Other people saw, a girl who was vicious and malicious to the people she loved. A girl who's attention was always focused on herself, and not observing her surroundings. A girl who, as long as she had daddy's money, would be content and self centered. Not my friends, though, strangers. My friends knew my situation.
How they got that conclusion, I do not know. Once or twice, I would pull out a mirror, like every other girl in my school, to check my reflection, but that's it. Only, unlike the other girls in my school, they weren't being watched constantly. It's a shame someone can be watched so closely, yet still remain a mystery. That's what I was—am to them. Just a simple girl turned into a mystery.
Someone could have guessed I paid attention to my surroundings, by my quiet nature most days, or by my quick arrival at a friends side when they needed help. Some people probably did, just afraid to say it out loud. Afraid to break the mystery of the girl they've watched carefully for the past four years.
I could have said something, but what was the point? I knew the truth, and that's all that should count, right? Of course, it sounds simple, but in real life its not. In real life, I yearn for someone to know the truth about me. You'd have thought that my friends would have defended me, as many times as I jumped to their side when they were in need, but they didn't. Instead, they created distance. A lot of distance.

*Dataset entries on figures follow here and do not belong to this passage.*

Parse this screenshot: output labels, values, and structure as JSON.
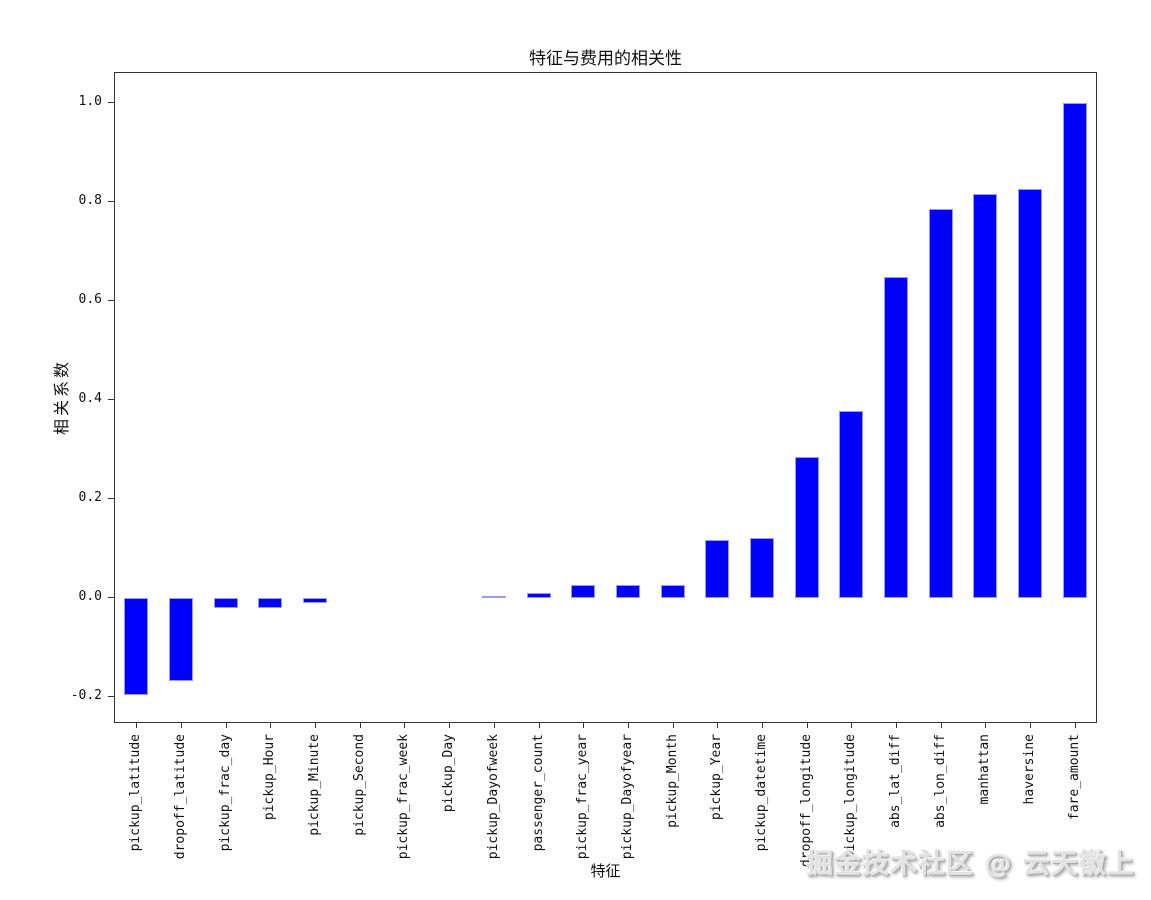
{
  "watermark": "掘金技术社区 @ 云天徽上",
  "chart_data": {
    "type": "bar",
    "title": "特征与费用的相关性",
    "xlabel": "特征",
    "ylabel": "相关系数",
    "bar_color": "#0000fe",
    "bar_edge_color": "#9a9af8",
    "spine_color": "#333333",
    "categories": [
      "pickup_latitude",
      "dropoff_latitude",
      "pickup_frac_day",
      "pickup_Hour",
      "pickup_Minute",
      "pickup_Second",
      "pickup_frac_week",
      "pickup_Day",
      "pickup_Dayofweek",
      "passenger_count",
      "pickup_frac_year",
      "pickup_Dayofyear",
      "pickup_Month",
      "pickup_Year",
      "pickup_datetime",
      "dropoff_longitude",
      "pickup_longitude",
      "abs_lat_diff",
      "abs_lon_diff",
      "manhattan",
      "haversine",
      "fare_amount"
    ],
    "values": [
      -0.196,
      -0.168,
      -0.02,
      -0.02,
      -0.01,
      0.0,
      0.001,
      0.001,
      0.004,
      0.01,
      0.026,
      0.026,
      0.026,
      0.117,
      0.122,
      0.285,
      0.378,
      0.648,
      0.786,
      0.817,
      0.827,
      1.0
    ],
    "yticks": [
      1.0,
      0.8,
      0.6,
      0.4,
      0.2,
      0.0,
      -0.2
    ],
    "ytick_labels": [
      "1.0",
      "0.8",
      "0.6",
      "0.4",
      "0.2",
      "0.0",
      "-0.2"
    ],
    "ylim": [
      -0.2545,
      1.0606
    ],
    "grid": false,
    "legend_position": "none"
  }
}
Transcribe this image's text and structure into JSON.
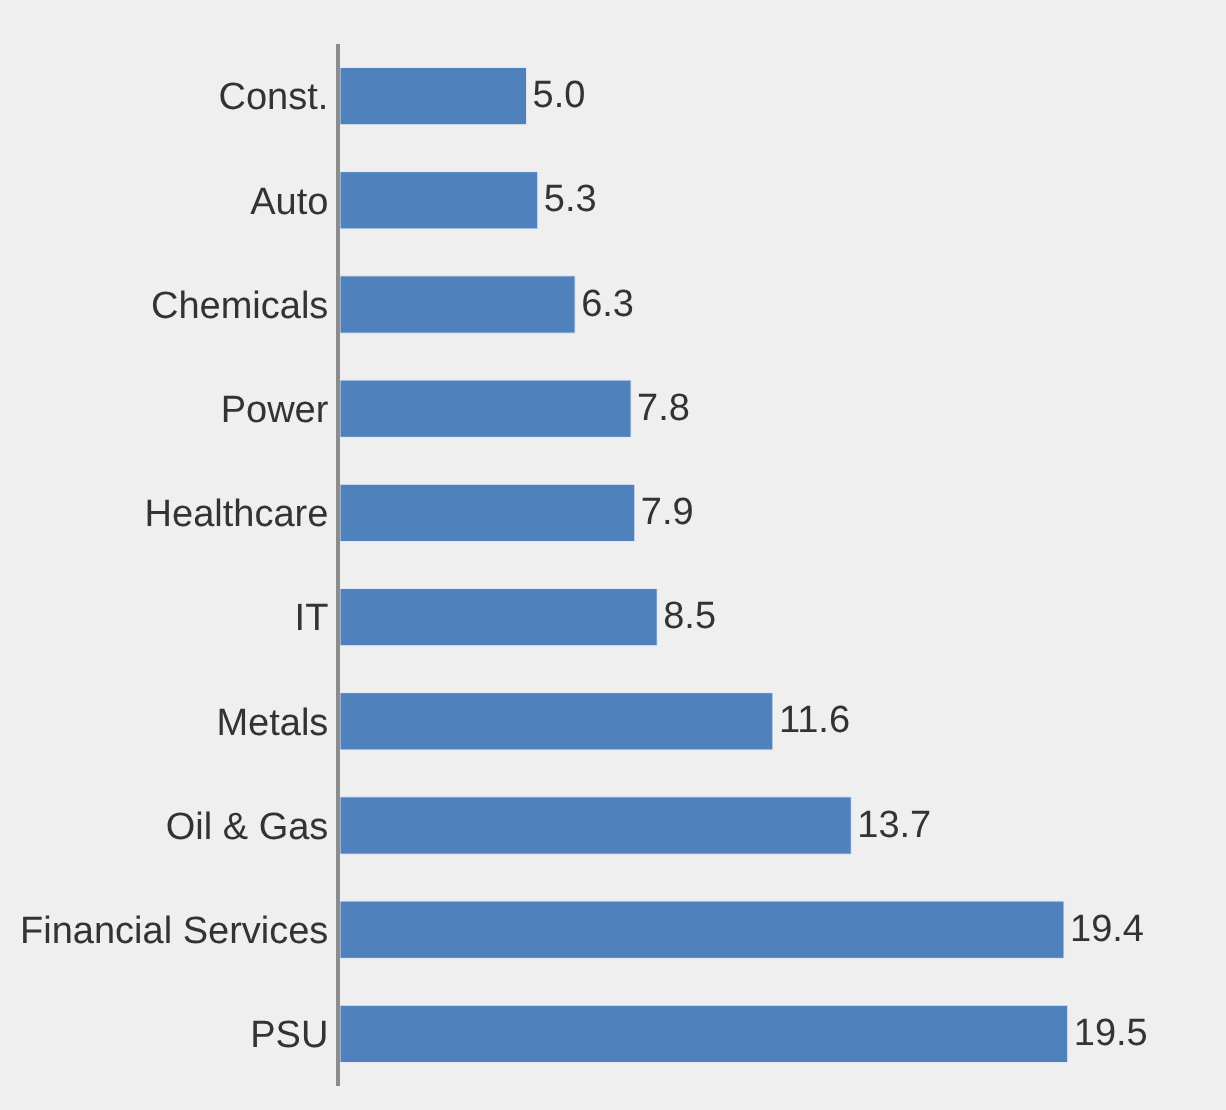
{
  "chart_data": {
    "type": "bar",
    "orientation": "horizontal",
    "categories": [
      "Const.",
      "Auto",
      "Chemicals",
      "Power",
      "Healthcare",
      "IT",
      "Metals",
      "Oil & Gas",
      "Financial Services",
      "PSU"
    ],
    "values": [
      5.0,
      5.3,
      6.3,
      7.8,
      7.9,
      8.5,
      11.6,
      13.7,
      19.4,
      19.5
    ],
    "value_labels": [
      "5.0",
      "5.3",
      "6.3",
      "7.8",
      "7.9",
      "8.5",
      "11.6",
      "13.7",
      "19.4",
      "19.5"
    ],
    "color": "#4f81bd",
    "legend": false
  }
}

Before, I often wondered why people were so curious about me. Why I was the center of their attention? Could it be because I had that certain aurora that leaders give off? Or was it because I had the looks, only not really? No, it wasn't those things. I had been naïve before, or just avoiding what I knew deep down it was, but now I know. It was because my skin color. I was always one to jump and defend against people being prejudice against people, until it happened to me.
At this point, I don't know whether to thank my mother, for trying never to let me experience such hate, or be mad at her, for trying never to let me experience such hate. Maybe she thought she was protecting me. In the long run, maybe, I'll feel different, but now I feel it was a mistake. A small piece of a bigger one, but still a mistake.
I was always in the best schools; minorities were scarce, so most of my friends were white. I never saw anything different between us, I always seemed to miss, the apprehensive glances their parents gave me when we played together. I was clueless, to the hesitation the waiters at expensive restaurants gave me, when I was about to order. I didn't think anything of it when people were always asking me how I got into this exclusive private school. All those little details somehow bypassed me, until now.
All it took was for me to become pregnant by the most popular boy at my school, who also happened to be my mothers' boss's son, for me to realize all these things.